PAB'ın "Troya Müzesi Ulusal Mimari Proje Yarışması" için hazırladığı proje
BY: Mimarların yarışmalara gösterdiği ilgi de incelenmesi gereken bir konu. Türkiye'deki yarışmalara baktığımız zaman, özellikle son zamanlarda yarışmalara girenlerin ve ödül alanların yaşlarının giderek düştüğünü görüyoruz. Bu durum ilk bakışta olumlu görünse de sebebini sorgulayabiliriz. Neden profesyonel mimarlar yarışmalara artık ilgi göstermiyor? Almanya'ya baktığınızda ödül alan çoğu projeyi akademisyenlerin ya da hem ofisi olup hem üniversitede ders veren mimarların aldığını görüyoruz. Mimarlık yarışmasının sadece genç mimarlar için bir ekmek kapısı olarak görülmesi tehlikeli. Oradaki esas amaç genç mimarların kendilerini değişik projelerle ifade edebilmeleri değil, uygulanacak en iyi yapının seçilmesi. Belki de sistemin çok iyi oturmamasından ötürü birçok profesyonel mimar şu anda yarışmalardan çekilmeyi daha uygun görüyor. Bizim de zamanımızı başka türlü değerlendirelim diyerek girmediğimiz çok yarışma oluyor. Demek ki yarışma kurumuna karşı bir güvensizlik var ve sadece genç mimarlar -belki de ellerindeki işlerin azlığından ötürü- o yarışmaları tercih etmek durumunda kalıyor. Bu durum iyi bir yapı elde etmek adına çok verimli olmayabilir.
YEM'de gerçekleşen kolokyumları izlediğimde, derecesini beğenmeyen yarışmacıların bazen jüriye karşı son derece öfkeli olduklarını görüyorum.
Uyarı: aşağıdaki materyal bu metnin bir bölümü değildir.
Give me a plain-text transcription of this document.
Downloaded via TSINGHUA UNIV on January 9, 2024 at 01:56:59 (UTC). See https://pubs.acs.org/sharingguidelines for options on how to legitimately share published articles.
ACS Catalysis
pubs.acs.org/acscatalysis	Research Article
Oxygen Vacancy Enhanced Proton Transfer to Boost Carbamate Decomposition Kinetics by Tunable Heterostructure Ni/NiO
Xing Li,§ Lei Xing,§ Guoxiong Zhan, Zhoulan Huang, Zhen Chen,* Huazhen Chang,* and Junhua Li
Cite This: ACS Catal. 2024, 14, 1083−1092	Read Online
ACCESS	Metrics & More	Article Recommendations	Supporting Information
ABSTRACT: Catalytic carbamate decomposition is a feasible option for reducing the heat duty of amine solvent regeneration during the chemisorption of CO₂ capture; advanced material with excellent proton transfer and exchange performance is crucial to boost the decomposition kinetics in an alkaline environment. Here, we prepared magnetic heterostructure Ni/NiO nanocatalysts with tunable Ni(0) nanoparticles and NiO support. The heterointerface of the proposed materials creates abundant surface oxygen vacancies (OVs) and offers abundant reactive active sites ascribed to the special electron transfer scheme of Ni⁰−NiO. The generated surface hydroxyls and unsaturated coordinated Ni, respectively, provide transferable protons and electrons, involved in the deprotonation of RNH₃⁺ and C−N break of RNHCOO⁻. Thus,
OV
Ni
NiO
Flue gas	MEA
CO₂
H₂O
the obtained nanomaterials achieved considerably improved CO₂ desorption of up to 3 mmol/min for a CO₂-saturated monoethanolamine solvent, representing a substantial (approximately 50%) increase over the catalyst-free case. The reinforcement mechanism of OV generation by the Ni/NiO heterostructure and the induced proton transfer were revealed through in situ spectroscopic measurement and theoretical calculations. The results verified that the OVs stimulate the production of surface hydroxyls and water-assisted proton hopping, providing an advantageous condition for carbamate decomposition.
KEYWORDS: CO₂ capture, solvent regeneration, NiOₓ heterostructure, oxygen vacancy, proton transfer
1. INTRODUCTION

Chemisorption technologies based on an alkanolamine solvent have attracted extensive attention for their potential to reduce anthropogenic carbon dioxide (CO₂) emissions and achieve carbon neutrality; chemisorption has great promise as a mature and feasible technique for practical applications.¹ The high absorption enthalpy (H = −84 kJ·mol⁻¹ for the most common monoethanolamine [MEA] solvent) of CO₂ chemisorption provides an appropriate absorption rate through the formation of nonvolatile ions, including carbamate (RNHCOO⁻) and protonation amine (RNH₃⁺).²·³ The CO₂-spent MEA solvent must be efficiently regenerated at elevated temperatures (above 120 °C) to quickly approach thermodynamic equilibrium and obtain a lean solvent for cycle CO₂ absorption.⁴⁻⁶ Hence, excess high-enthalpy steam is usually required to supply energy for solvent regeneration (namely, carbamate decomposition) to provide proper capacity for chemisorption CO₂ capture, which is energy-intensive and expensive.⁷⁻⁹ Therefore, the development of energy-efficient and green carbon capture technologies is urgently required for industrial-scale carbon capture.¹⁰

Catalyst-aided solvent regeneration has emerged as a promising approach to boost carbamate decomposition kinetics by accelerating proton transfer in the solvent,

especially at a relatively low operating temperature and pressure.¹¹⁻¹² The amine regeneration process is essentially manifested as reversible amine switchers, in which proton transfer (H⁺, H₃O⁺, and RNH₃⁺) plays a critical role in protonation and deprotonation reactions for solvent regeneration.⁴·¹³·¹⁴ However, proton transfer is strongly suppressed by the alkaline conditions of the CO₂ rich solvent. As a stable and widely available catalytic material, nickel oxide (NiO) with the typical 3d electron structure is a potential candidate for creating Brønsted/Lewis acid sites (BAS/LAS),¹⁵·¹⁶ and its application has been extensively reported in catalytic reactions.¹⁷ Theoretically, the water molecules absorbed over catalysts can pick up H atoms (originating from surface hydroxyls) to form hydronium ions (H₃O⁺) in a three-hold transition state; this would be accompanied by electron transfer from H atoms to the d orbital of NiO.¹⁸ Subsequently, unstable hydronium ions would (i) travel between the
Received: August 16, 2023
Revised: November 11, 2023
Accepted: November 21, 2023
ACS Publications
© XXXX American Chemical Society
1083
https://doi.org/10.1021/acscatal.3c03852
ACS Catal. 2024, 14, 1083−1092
Dereceye girmeyenler zaten çok az geliyor bu tür toplantılara...
PG: Aslında mimarlık yarışmasının tartışma ortamı açması lazım. Senin de dediğin gibi ödül almayanlar ortaya çıkmıyor bile. Halbuki projesine güveniyorsa fikrini savunması lazım. Bu tür örnekleri çok az görüyoruz.
AE: Her ne kadar değerlendirmeleri veya jürilerin tavrını eleştirsek de sonuçta yarışma göreceli bir şey. Kişilerin o anki duygusal durumuyla alakalı olarak farklı davranışlar sergileyebileceğini kabullenerek girmek gerekiyor. Oradaki kişilerin düşüncesi tamamen farklı olabilir. Onun için de jürinin, düşüncesini doğru bir şekilde tanımlayıp, yarışmacıyı doğru bilgilendirmesi gerekir.
Yaşlı mimarların halen yarışmaya girmesini eleştirenler de var. Yarışmaların, genç mimarların kendilerini ifade edebilecekleri sınırlı ortamlardan biri olduğu…
BY: Konuya sadece genç mimar olarak odaklanmamak lazım. Deneyimli bir mimarın da o arazide, o soruna ne cevap vereceğini göstermesi iyi olur bence. Belki sonunda yine genç mimarın yaptığı daha iyi olacak. Bilemeyiz.
AE: Genç mimarlar gençliklerini ve farklı bir söz söyleme yetilerini kaybediyorlar gibi geliyor bana. Uygulama yapan deneyimli mimarlara göre konuya çok daha temiz bir zihinle yaklaşabilme şansları varken, daha fazla risk alıp çok daha güçlü bir söz söylemek yerine daha tektipleşen çözümler ürettiklerini, projeleri "bu yarışmayı da bitirip diğerine geçelim" şeklinde yapmaya başladıklarını düşünüyorum. Bu da bir tehlike...
Test kitaplarındaki benzer soruları ezberlemek gibi, yarışmaya katılacak mimar da kazanan projelerdeki imgeleri kafasında depolayıp o refleksle proje üretiyor.
BY: Benzer diller çok fazla tekrar ediliyor.
PG: Mesela son zamanlarda sonuçlanan yarışmalardan bizi heyecanlandıran, konuşturan, sorgulatan ödüllü bir proje var mı? Hepsi birbirine karışıyor; o proje orada mıydı burada mıydı? İmgeler o kadar çok birbirine benziyor ki kaybolup gidiyor bu havuzun içinde.